Resize the filesystem

Note:
This process may need to be repeated multiple times if there are multiple replicas in the StatefulSet.
Repeat this process for each PVC before continuing to the next step.

This process will use a temporary Pod to mount the PVC so you may resize the filesystem to consume the expanded capacity.

kubectl run -it --attach --rm reformat --overrides='
{
"spec": {
"containers": [
{
"name": "reformat",
"image": "ubuntu:14.04",
"args": [
"bash"
],
"stdin": true,
"stdinOnce": true,
"tty": true,
"securityContext": {
"privileged": true
},
"volumeMounts": [{
"mountPath": "/mnt",
"name": "data"
}]
}
],
"volumes": [{
"name":"data",
"persistentVolumeClaim":{
"claimName": "<PVC_NAME>"
}
}]
}
}
' --image=ubuntu:14.04

The prompt will pause while the Pod is scheduled and started.
Click Enter a couple of times if you think it is ready but don’t see a command prompt.

Run df /mnt to identify the device associated with the mounted PVC. Record the value of Filesystem.

$ df /mnt
Filesystem 1K-blocks Used Available Use% Mounted on
/dev/sdc 5074592 4796064 0 100% /mnt

Run resize2fs to resize the filesystem to consume the expanded capacity

$ resize2fs <FILESYSTEM>

Exit the shell.
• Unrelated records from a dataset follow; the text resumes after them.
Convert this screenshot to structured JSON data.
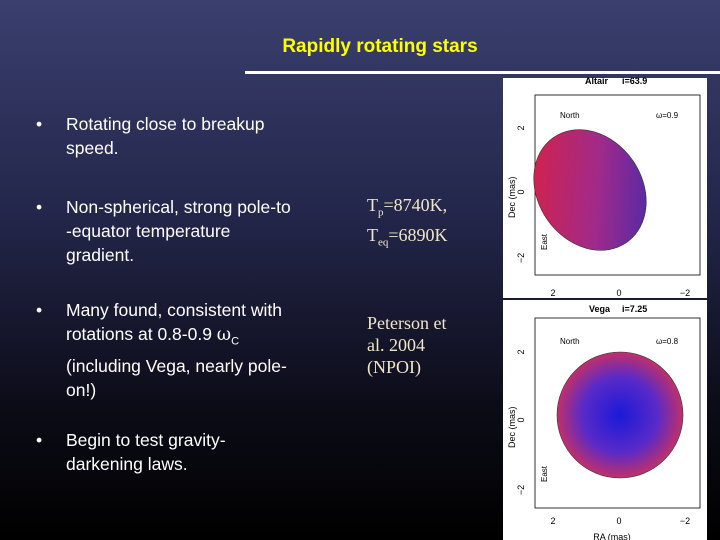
{
  "title": "Rapidly rotating stars",
  "bullets": [
    {
      "lines": [
        "Rotating close to breakup",
        "speed."
      ]
    },
    {
      "lines": [
        "Non-spherical, strong pole-to",
        "-equator temperature",
        "gradient."
      ]
    },
    {
      "lines": [
        "Many found, consistent with",
        {
          "text": "rotations at 0.8-0.9 ",
          "symbol": "ω",
          "sub": "C"
        },
        "(including Vega, nearly pole-",
        "on!)"
      ]
    },
    {
      "lines": [
        "Begin to test gravity-",
        "darkening laws."
      ]
    }
  ],
  "temperatures": [
    {
      "symbol": "T",
      "sub": "p",
      "text": "=8740K,"
    },
    {
      "symbol": "T",
      "sub": "eq",
      "text": "=6890K"
    }
  ],
  "reference": [
    "Peterson et",
    "al. 2004",
    "(NPOI)"
  ],
  "panels": [
    {
      "star": "Altair",
      "inclination": "i=63.9",
      "north": "North",
      "omega": "ω=0.9",
      "east": "East",
      "ylabel": "Dec (mas)",
      "yticks": [
        "2",
        "0",
        "−2"
      ],
      "xticks": [
        "2",
        "0",
        "−2"
      ]
    },
    {
      "star": "Vega",
      "inclination": "i=7.25",
      "north": "North",
      "omega": "ω=0.8",
      "east": "East",
      "ylabel": "Dec (mas)",
      "yticks": [
        "2",
        "0",
        "−2"
      ],
      "xticks": [
        "2",
        "0",
        "−2"
      ],
      "xlabel": "RA (mas)"
    }
  ]
}
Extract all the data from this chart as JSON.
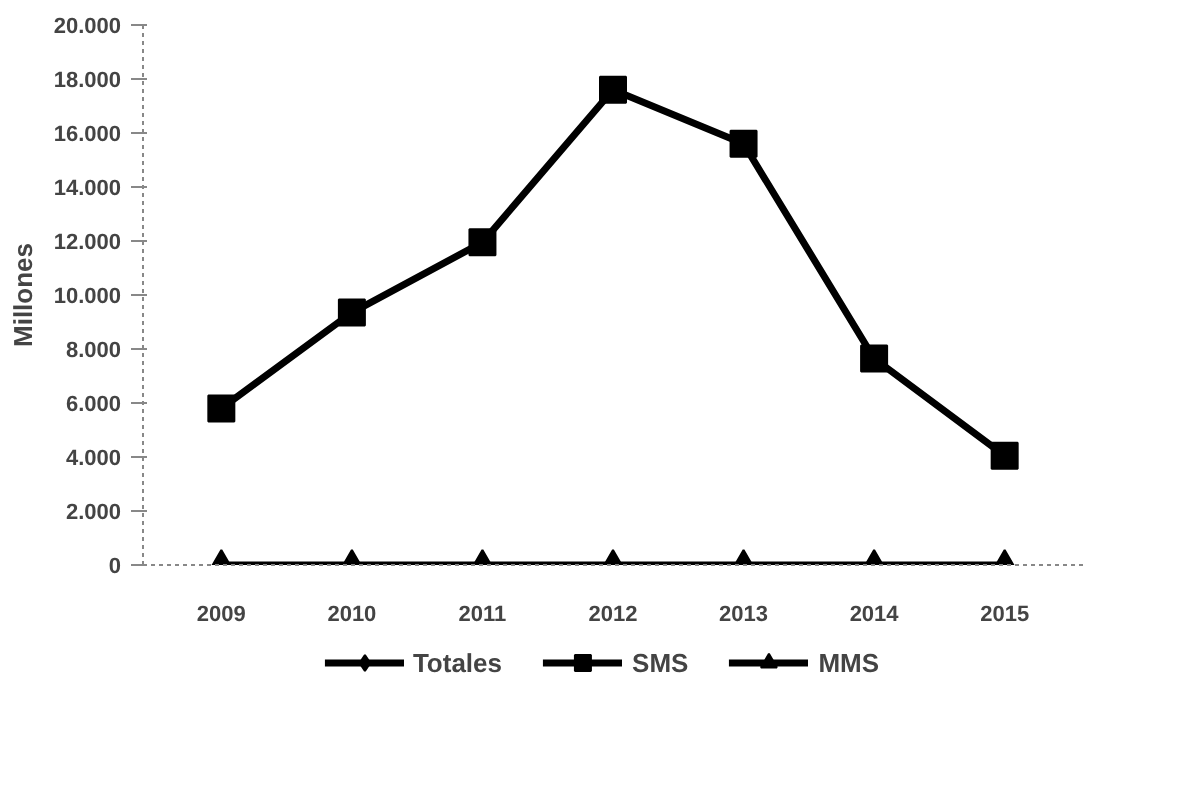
{
  "chart_data": {
    "type": "line",
    "ylabel": "Millones",
    "categories": [
      "2009",
      "2010",
      "2011",
      "2012",
      "2013",
      "2014",
      "2015"
    ],
    "series": [
      {
        "name": "Totales",
        "color": "#000000",
        "marker": "diamond",
        "values": [
          null,
          null,
          null,
          null,
          null,
          null,
          null
        ]
      },
      {
        "name": "SMS",
        "color": "#000000",
        "marker": "square",
        "values": [
          5800,
          9350,
          11950,
          17600,
          15600,
          7650,
          4050
        ]
      },
      {
        "name": "MMS",
        "color": "#000000",
        "marker": "triangle",
        "values": [
          0,
          0,
          0,
          0,
          0,
          0,
          0
        ]
      }
    ],
    "ylim": [
      0,
      20000
    ],
    "yticks": [
      {
        "value": 0,
        "label": "0"
      },
      {
        "value": 2000,
        "label": "2.000"
      },
      {
        "value": 4000,
        "label": "4.000"
      },
      {
        "value": 6000,
        "label": "6.000"
      },
      {
        "value": 8000,
        "label": "8.000"
      },
      {
        "value": 10000,
        "label": "10.000"
      },
      {
        "value": 12000,
        "label": "12.000"
      },
      {
        "value": 14000,
        "label": "14.000"
      },
      {
        "value": 16000,
        "label": "16.000"
      },
      {
        "value": 18000,
        "label": "18.000"
      },
      {
        "value": 20000,
        "label": "20.000"
      }
    ],
    "grid": false,
    "legend": "bottom",
    "line_style": "solid"
  }
}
The Pod will be removed.

$ exit

The filesystem on the PVC has now been updated to consume the expanded capacity of the underlying volume.

Restart the affected workloads

If the controlling resource is managed by kapp-controller, then you can unpause the PackageInstall.
The package will reconcile and update the resource to the desired number of replicas.

$ kctrl package install kick -i <PACKAGE_INSTALL_NAME>

Otherwise, use kubectl to scale the resource back to the initial number of replicas.

$ kubectl scale <RESOURCE_TYPE>/<RESOURCE_NAME> --replicas=<COUNT>

Monitor the Pod status to ensure they start.
Restart the troubleshooting process if they continue to fail.

Additional Information

Impact/Risks:
Any operation impacting persistent storage should be tested before it is used in production. Improper steps may lead to the loss of production data.